February 16, 2021
By Mish Schneider
Written by Mish and Forrest
News surfaced Tuesday about stress on oil production from the recent temperature drop in the U.S.
Because water is involved in oil production it can freeze equipment, thereby halting the process.
Does this mean oil will continue to increase in price from a temporary weather condition?
Possibly, but by looking at the weekly chart of United States oil (USO) we can find an even better reason for higher oil prices to continue going forward.
First off, oil has been beaten down since the beginning of 2020.
When traveling was basically cut off from the pandemic, the oil market suffered major losses.
Furthermore, supply chain issues make oil production challenging to start back up, especially if oil companies are tight on cash from major yearly losses.
Knowing this, we can assume that companies will be careful about how much they add to supply as they now must sell oil for a fraction of the prices seen pre-pandemic.
Additionally, the increase is U.S vaccinations fares well for travel, and in turn for oil.
We are not the only ones that expect growth in oil prices.
Berkshire Hathaway recently took a 4.1-billion-dollar stake in Chevron (CVX).
With that said if oil runs into some roadblocks along the way, watching the transportation sector (IYT) can act as a guide for further strength in the oil sector.

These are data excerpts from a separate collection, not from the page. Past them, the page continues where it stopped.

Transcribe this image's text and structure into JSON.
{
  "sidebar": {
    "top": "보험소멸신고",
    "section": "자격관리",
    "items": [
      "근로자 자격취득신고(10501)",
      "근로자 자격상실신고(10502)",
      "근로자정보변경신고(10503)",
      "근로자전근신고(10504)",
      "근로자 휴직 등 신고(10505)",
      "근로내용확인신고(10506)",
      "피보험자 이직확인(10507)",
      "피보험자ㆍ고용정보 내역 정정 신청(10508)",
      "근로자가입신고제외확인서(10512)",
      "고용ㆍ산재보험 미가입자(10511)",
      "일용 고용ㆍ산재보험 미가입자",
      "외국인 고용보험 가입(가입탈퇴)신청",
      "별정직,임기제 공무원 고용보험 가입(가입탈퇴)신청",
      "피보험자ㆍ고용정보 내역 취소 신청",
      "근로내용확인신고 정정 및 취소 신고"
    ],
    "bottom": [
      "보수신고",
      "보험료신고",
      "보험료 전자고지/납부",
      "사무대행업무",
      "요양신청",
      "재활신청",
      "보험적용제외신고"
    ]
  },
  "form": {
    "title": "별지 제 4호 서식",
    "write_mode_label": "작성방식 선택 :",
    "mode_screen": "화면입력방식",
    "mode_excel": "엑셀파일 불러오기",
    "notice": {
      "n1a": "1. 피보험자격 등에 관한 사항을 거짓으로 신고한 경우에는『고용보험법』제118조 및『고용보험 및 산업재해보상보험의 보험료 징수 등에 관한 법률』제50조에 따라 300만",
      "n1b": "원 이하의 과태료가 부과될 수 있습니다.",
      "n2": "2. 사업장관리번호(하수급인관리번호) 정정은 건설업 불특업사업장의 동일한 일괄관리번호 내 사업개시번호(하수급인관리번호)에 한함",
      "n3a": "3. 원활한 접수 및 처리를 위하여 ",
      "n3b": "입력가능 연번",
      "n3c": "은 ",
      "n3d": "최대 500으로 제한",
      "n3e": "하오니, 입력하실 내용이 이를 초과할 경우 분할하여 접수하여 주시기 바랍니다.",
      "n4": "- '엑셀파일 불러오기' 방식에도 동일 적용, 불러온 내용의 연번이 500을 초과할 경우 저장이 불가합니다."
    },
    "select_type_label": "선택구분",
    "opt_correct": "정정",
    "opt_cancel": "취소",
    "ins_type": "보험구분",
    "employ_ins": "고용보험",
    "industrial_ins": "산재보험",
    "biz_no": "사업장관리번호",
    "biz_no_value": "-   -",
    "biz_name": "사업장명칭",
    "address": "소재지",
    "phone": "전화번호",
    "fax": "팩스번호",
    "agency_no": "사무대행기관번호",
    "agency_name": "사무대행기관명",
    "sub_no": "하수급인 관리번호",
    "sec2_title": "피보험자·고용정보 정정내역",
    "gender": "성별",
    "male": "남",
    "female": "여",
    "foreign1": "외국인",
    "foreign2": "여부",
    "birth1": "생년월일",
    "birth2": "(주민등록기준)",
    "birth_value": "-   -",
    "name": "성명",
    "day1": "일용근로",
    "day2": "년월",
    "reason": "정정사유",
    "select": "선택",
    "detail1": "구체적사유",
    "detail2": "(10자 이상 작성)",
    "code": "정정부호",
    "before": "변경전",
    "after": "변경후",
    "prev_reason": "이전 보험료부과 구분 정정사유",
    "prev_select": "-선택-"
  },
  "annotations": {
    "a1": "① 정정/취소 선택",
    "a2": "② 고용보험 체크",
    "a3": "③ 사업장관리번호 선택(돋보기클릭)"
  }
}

Tuesday, IYT broke to new highs along with the S&P 500, Nasdaq 100, and Dow Jones.
If the transportation sector stays strong this will further support the oil market recovery through this year.
We see support now in USO at 38.50 with 40 the pivotal area. Resistance is above at 44.00.
Russell 2000 (IWM) 230 resistance.
Dow (DIA) New Highs. 312 support area.
Nasdaq (QQQ) New highs. 330 support.
KRE (Regional Banks) 60 support.
SMH (Semiconductors) 246 support.
IYT (Transportation) New Highs.
IBB (Biotechnology) Broke 168 support. next main support the 50-DMA at 158.